Si vous n’avez jamais connu l’épreuve de l’ouverture d’une succession, sachez qu’elle se déroule rarement dans la sérénité. La loi du 23 juin 2006 portant réforme des successions et des libéralités en vigueur depuis le 1er janvier 2007 devrait simplifier certaines formalités.

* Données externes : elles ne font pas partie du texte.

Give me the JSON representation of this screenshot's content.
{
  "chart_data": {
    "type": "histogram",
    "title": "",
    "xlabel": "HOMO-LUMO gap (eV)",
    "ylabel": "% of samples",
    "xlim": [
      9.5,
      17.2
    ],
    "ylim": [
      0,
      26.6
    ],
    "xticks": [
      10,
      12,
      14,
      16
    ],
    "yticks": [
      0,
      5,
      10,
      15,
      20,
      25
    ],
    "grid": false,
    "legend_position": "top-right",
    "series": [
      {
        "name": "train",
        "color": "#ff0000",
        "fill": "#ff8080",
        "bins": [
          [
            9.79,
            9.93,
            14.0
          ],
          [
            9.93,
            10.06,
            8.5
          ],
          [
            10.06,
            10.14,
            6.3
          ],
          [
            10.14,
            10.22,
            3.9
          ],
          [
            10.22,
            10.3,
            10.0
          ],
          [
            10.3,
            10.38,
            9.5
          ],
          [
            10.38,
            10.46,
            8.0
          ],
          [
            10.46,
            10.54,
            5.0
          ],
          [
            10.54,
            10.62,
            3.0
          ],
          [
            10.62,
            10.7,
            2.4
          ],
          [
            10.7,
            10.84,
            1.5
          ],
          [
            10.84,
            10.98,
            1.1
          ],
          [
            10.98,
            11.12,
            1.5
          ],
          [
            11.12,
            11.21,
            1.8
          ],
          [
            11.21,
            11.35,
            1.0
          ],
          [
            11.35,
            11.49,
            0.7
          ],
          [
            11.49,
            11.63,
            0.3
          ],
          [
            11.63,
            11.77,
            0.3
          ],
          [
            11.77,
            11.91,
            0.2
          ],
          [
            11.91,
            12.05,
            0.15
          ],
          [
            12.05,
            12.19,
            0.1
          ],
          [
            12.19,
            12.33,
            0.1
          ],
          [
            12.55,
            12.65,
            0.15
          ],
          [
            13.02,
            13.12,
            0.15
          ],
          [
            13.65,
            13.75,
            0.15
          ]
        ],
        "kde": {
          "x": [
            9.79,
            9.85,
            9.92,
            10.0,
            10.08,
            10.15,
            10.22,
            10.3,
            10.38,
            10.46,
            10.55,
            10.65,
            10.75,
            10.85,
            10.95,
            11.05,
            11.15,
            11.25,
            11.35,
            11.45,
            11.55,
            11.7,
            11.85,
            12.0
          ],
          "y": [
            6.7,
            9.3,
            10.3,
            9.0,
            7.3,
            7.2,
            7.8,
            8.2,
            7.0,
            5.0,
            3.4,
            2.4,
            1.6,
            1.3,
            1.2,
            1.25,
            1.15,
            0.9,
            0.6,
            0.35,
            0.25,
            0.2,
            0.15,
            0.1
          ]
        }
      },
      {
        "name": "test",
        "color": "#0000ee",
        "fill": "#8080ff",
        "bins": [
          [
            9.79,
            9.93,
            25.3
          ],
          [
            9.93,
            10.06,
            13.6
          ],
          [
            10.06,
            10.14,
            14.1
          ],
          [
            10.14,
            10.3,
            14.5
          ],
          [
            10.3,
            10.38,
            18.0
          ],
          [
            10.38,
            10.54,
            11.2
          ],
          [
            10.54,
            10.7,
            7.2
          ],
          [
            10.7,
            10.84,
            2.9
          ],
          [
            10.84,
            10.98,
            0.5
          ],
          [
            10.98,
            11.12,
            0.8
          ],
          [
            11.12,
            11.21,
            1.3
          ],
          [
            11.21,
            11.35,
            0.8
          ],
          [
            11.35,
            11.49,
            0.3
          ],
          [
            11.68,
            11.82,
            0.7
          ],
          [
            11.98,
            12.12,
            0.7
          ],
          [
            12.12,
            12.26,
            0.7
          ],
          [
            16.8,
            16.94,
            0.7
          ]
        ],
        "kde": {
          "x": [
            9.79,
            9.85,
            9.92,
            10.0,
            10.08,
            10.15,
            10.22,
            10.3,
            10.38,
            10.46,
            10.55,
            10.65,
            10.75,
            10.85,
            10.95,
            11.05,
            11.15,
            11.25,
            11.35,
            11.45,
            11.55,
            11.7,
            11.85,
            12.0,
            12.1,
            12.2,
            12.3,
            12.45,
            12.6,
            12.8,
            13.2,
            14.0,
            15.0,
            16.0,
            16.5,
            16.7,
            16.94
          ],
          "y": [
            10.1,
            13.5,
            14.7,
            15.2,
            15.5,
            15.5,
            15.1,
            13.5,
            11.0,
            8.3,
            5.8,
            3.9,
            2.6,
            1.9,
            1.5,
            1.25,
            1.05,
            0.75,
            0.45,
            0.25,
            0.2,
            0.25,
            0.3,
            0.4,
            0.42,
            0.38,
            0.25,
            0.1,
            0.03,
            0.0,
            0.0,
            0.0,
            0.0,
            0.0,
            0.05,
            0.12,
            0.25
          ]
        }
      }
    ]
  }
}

Le cas pratique pour éviter les situations de blocage
Jean, Joseph et Jeanne viennent d’hériter de 300.000 euros et d’une maison sans attribution précise des lots. Le notaire propose 100.000 euros à chacun et un tiers du bien. Mais Jeanne, qui désire récupérer la maison, refuse ce partage.

Ancienne solution
En s’opposant au partage proposé, Jeanne empêche ses deux frères de percevoir leur part de succession. Ils doivent ainsi demander au juge du tribunal de grande instance de statuer : il peut valider le projet initial ou désigner un autre notaire pour tenter d’établir de nouveaux lots. Une procédure compliqué qui peut durer longtemps.

…et la nouvelle
Avec la réforme, Jean et Joseph peuvent mettre Jeanne en demeure d’accepter le partage par avis d’huissier. Sans réponse de sa part dans un délai de trois mois, ils demanderont alors au juge de lui imposer un représentant qui l’acceptera à sa place. Il faudra compter 3 ou 4 semaines pour boucler l’opération. Unique recours pour Jeanne : si elle estime être lésée de plus du quart de ses biens (ce qui n’est pas ici le cas), elle aura 2 ans pour exiger de ses frères une compensation financière.